27. A method in accordance with claim 19 wherein the first electrode comprises a powder mixed with a binder and applied to a substrate, e.g. a substrate comprises a metallic foil or mesh (28) selected from the group comprising Cu, Ti, Ni and stainless steel.

28. A method in accordance with claim 19 and including the step of bonding the particles of the first material (15) together and to a porous conductive carrier using one or more binders.

29. A method in accordance with claim 19 including preparing a first material (15) as a mixture of a compound of a first metal of a first metal alloy with one or more other conductive powders, e.g. carbon black and/or graphite.

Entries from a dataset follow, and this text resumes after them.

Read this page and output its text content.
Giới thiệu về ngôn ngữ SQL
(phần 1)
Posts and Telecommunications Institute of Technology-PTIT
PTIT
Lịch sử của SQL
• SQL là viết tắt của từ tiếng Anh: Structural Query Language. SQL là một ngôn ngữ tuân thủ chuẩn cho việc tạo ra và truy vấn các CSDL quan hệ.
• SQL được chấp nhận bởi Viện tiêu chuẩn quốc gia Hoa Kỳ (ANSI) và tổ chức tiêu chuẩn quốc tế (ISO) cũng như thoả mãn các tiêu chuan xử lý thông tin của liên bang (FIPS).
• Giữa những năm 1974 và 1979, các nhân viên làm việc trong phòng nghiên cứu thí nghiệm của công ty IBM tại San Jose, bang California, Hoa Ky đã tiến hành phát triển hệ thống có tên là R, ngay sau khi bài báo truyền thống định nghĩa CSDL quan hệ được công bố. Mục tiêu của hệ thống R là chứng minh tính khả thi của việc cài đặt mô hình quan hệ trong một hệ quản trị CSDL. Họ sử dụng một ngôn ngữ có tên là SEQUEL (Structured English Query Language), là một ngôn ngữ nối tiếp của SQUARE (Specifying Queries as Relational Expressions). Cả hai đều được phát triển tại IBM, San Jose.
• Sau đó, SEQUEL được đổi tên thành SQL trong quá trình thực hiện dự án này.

30. A method in accordance with claim 19 wherein the first material (15) is present in the form of a film or of particles bound together by a binder to form a film.

31. A method in accordance with claim 19 wherein said particles of said first material are placed as a layer on a base of a tray or hollow vessel (28′) which is disposed with its base substantially horizontal in the electrolytic cell.

32. A method in accordance with claim 19 wherein the first material (15) comprises one or more pellets formed from a mixture of a powder and a binder.

33. Use of the nanoporous material prepared by the method of claim 19 for one of the following applications: for catalysis,as a catalyst, e.g. in the form of at least one of nanoporous Pt, Ru, Ni, Mo, Pd, Ag, Ir, W and Au,for the electro-oxidation of methanol in a direct methanol fuel cell, or in a reformer or as an electrode in a fuel cell,as a component of a supercapacitor, e.g. as a compound based on Ru, Mo, Au, Pt, Cr, Mn, Fe, Co or Ni,as a sensor,as a membrane,or as a carrier or support for another material, for example a material deposited galvanically or by immersion on the nanoporous material as a carrier or support.

34. A method for the preparation of nanoporous carbon comprising the steps of: a) taking a first material (15) comprising a compound of carbon,b) inserting said first material (15) into an electrochemical cell (10) as a first electrode (14), the electrochemical cell including a second electrode (16) including a metal selected from the group including Li, Na, K, Cs, Mg, Ca and Al an electrolyte (18) adapted to transport the metal to the first electrode and insert it into the first material by a current flowing in an external circuit (20) resulting in the formation of a compound of the second metal in the first electrode material (15) andc) treating the first electrode material (15) after formation of the compound of the second metal to chemically and/or electrochemically remove at least some of the compound of the second metal to leave carbon material with a nanoporous structure.

35. A method in accordance with claim 34 wherein the carbon compound is CF1.1, the second metal is Li and the electrolyte is 1 M LiPF6 in EC/DMC (1:1 by volume).

36. Use of the nanoporous material prepared by the method of claim 34 for one of the following applications: for catalysis,as a catalyst, e.g. in the form of at least one of nanoporous Pt, Ru, Ni, Mo, Pd, Ag, Ir, W and Au,for the electro-oxidation of methanol in a direct methanol fuel cell, or in a reformer or as an electrode in a fuel cell,as a component of a supercapacitor, e.g. as a compound based on Ru, Mo, Au, Pt, Cr, Mn, Fe, Co or Ni,as a sensor,as a membrane,or as a carrier or support for another material, for example a material deposited galvanically or by immersion on the nanoporous material as a carrier or support.